New palaeolithic artifacts discovered from loess deposits of Lantian, Central China
The Bahe River valley of central China is regarded as one of the most important hominin sites from the late early Pleistocene to the middle Pleistocene. Homo erectus fossils were unearthed at the Gongwangling and Chenjiawo localities, and more than 30 Palaeolithic open-air sites were investigated in the 1960s in this region. However, the age, features and the assemblages of stone tools collected from the Lantian region were not well understood. Dr. WANG Shejiang, Institute of Vertebrate Paleontology and Paleoanthropology (IVPP) of the Chinese Academy of Sciences, and his collaborators discovered eight new Palaeolithic open-air sites and collected 770 stone artefacts from 2009 to 2011 in the Lantian area of the Bahe River valley, central China. According to a paper published in Chinese Science Bulletin 59(7), it is the first time that Acheulian-type large cutting tools from the late Pleistocene have been identified in this region. This study distinguishes age gaps between Western world and East Asian Acheulian-type tools.

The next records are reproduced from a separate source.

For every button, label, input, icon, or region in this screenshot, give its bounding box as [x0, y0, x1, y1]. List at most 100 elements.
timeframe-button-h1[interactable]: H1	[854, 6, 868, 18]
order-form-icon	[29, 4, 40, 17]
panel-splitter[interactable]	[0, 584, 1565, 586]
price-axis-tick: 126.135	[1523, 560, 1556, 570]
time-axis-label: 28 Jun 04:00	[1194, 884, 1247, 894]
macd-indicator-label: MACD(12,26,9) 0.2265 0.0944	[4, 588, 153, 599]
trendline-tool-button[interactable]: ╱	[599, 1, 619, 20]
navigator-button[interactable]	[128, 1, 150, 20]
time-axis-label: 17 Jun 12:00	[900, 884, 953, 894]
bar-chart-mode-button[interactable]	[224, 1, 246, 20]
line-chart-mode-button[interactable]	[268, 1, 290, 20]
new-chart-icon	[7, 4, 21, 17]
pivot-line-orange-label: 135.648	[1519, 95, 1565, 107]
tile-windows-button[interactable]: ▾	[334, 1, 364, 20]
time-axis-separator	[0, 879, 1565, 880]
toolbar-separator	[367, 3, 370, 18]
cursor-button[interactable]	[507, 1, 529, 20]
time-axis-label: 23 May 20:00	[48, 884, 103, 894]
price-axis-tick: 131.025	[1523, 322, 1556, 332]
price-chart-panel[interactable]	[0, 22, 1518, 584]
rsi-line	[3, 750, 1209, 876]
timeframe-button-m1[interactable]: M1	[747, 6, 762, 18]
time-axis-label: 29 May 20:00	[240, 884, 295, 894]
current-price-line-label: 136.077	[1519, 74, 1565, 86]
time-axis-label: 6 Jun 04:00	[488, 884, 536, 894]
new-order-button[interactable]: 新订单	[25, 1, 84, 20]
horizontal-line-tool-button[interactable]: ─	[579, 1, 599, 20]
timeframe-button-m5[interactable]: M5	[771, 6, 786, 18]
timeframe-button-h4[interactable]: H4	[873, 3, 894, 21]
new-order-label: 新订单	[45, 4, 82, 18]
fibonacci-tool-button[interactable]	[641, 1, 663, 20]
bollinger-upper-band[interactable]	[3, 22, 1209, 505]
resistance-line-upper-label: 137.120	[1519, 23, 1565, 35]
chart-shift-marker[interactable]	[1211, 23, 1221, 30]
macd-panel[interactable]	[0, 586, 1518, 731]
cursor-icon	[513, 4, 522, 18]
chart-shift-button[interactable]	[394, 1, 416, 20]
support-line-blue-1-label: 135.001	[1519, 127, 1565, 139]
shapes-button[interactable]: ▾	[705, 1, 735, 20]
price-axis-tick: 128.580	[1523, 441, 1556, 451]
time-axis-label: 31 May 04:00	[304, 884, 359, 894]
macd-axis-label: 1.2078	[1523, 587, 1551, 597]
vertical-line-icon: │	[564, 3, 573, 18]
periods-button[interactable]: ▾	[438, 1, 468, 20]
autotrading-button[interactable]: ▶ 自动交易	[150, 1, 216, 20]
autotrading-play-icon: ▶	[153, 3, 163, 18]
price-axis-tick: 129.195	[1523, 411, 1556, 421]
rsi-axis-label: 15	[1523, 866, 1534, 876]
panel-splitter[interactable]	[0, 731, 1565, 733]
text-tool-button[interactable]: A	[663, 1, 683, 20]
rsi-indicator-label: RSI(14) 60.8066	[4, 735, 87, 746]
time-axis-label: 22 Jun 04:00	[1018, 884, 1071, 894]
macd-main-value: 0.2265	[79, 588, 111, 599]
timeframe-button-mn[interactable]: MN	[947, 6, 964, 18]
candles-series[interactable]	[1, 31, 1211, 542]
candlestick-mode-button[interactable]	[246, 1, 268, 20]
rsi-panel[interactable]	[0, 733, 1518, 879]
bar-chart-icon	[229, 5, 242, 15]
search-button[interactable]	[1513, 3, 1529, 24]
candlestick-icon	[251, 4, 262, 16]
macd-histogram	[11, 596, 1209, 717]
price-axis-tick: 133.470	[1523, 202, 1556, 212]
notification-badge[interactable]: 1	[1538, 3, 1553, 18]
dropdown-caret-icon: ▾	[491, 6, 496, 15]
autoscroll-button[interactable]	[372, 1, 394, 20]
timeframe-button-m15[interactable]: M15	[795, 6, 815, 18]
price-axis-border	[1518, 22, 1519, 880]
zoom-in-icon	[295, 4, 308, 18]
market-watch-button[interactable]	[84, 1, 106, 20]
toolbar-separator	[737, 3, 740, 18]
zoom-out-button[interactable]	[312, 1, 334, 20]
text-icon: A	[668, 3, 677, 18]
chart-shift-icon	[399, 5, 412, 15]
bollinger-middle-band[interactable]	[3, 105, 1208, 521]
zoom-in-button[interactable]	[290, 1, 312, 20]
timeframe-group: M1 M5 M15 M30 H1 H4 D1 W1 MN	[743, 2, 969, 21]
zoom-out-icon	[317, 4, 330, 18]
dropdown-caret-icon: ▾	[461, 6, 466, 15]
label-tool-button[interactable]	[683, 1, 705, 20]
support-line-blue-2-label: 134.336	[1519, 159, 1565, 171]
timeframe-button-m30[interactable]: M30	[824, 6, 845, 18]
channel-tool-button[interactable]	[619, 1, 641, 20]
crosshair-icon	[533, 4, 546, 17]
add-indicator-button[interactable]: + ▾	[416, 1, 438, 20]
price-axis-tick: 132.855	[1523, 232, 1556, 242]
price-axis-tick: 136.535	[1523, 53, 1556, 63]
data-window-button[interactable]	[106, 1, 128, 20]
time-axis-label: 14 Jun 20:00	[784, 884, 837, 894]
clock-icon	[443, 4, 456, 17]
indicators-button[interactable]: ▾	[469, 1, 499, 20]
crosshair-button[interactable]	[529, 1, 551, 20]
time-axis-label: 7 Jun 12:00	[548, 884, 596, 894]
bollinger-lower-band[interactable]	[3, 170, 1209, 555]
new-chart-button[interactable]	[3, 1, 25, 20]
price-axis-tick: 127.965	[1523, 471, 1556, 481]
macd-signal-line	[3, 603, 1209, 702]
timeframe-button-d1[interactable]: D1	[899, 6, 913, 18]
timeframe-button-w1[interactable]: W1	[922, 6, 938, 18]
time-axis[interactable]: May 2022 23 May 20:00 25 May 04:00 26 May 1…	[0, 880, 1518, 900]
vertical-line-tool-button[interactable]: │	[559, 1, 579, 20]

These eight newly discovered open-air sites are located at the second (n = 6), third (n = 1) or higher terraces (n = 1) of the Bahe River. The Diaozhai section on the second terrace was sampled in detail. Two samples were collected for optically stimulated luminescence dating (OSL). The OSL results suggest that a buried lithic artefact layer at the Diaozhai site spans approximately from 70000 to 30000 years ago, helping better understand the Palaeolithic sequence and chronology of Homo erectus in the Lantian region, and accordingly extending the date range of early hominins' activity from the early and middle Pleistocene to the later period of the late Pleistocene.
The lithic assemblage analysis suggests that the stone artefacts were made of local pebbles/cobbles such as greywacke, quartz, sandstone and igneous rocks. The main percussion techniques that were used were direct hard hammer percussion and bi-polar techniques. The lithic artefacts comprise hammer stones, cores, flakes, retouched tools and flaking debris. Acheulian-type large cutting tools such as hand-axes, picks and cleavers were indentified in the Lantian region as well.
According to current archaeological recordings, the Acheulian complex originated in Africa approximately 1.7 million years ago and spread to Europe and Asia with the dispersal of Homo erectus, lasting until approximately 0.2 million years, when Homo sapiens appeared and the Acheulian complex faded and was finally replaced by the Mousterian complex. "Our new discoveries of hand-axes, picks and cleavers indicate that the Acheulian large cutting tools in the Lantian region lasted until the late Pleistocene, which suggests that the Palaeolithic industry in East Asia had its own distinctive development pattern that perhaps differed from western Palaeolithic industry in terms of chronology," said WANG Shejiang, lead author of the study.
He said, "when the transition from the Acheulian complex to the Middle Stone Age (MSA) was accomplished and blade technology finally appeared with the emergence of modern humans in Africa and Europe, the Acheulian complex, including hand-axes, cleavers and picks, nevertheless prevailed in the Qinling Mountains area and, of course, in East Asia. Therefore, this new discovery in the Lantian region may be considered valuable for identifying Palaeolithic industry characteristics in East Asia, the comparison between west and east world in terms of Palaeolithic culture and human behavior concerning modern human origins in East Asia."